IO Delay problems

Jon W

New Member
Aug 28, 2024
4
0
1
I am using a single proxmox host in a home setting to run a few VMs and presumed a not very powerful system needed. But I am experiencing issues with just a single guest vm running headless debian 12, and would appreciate any feedback.

Proxmox is installed on a Dell Precision 3440 with Xeon W-1250 and 64GB ECC.
Standard install on a zfs root using 2 drives in a mirror.
Both drives are Crucial P3 500GB SSD in m.2 slots on the motherboard.
Guest VMs also use the mirrored pair for storage.

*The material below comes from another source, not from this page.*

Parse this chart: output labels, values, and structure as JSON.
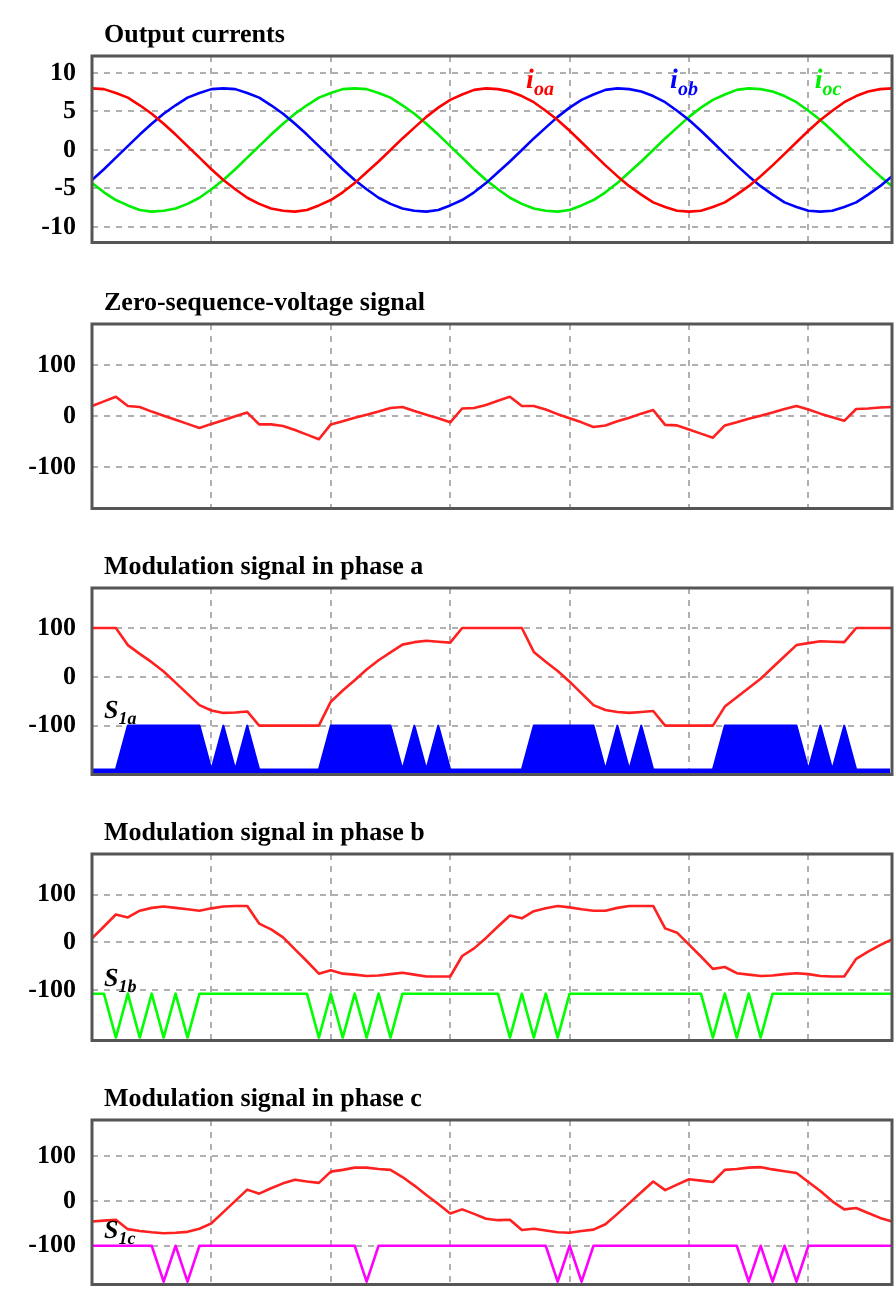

With only a single headless debian 12 guest vm running (virtio raw disk image), if I apt upgrade or write anything to the disk it creates significant IO delay on the host.
Downloading a 10GB file as test, almost immediately spikes IO delay 10-20% and within a minute it will average 50-80% delay.
Downloading same file on proxmox host itself causes IO delay to hover at around 10%, also seems unexpected and high.

I understand these are not the greatest drives and this could be the cause, but I was not expecting something like downloading a single file to cause this degree of delay. Given the setup I describe, is this normal?

--------------------

Attempting to figure this out I tested using another not great drive I had on hand, Phison 512GB S10C sata ssd. This drive should be even less performant but possible could have dram cache (unknown) where the crucial does not.

I connected this sata ssd to motherboard, created a single ext4 partition and added it to proxmox. If I clone the debian 12 vm on to this new storage and download 10GB file IO delay is imperceptible. I am confused that a lesser drive does not have this problem at all.

Thinking it could be zfs. I nuked this drive and created a zfs pool (all default settings) with just this drive and created a single dataset for storage and added to proxmox.
Cloning the debian vm again to this now zfs storage and downloading the 10GB file, IO delay intermittently spikes to some number between 0-5% for a second but drops right back down. This seems negligible and acceptable.

--------------------

It is hard to understand how an even worse drive does not cause the IO delay. If I replace the crucial nvme drives with something better, should I expect this problem to go away?
It seems like I should get additional drive(s) to store the guest VMs anyhow. Is it more likely the crucial nvme drives are causing me IO delay issues or more likely because I am using the same drives for both booting and VM storage?

Any and all input or advice much appreciated.
 
Thanks. I had a strong sense that might be the case. It is so hard to believe just how poorly these drives seem to perform under (any) load. I understand I should separate the vm storage from the boot drive and I know zfs has overhead, but I guess its more the drives themselves. I was just not expecting just one guest running downloading a single file capable of rendering the host unresponsive. I guess its time to look for some better drives just for vm storage and maybe the boot drives as well.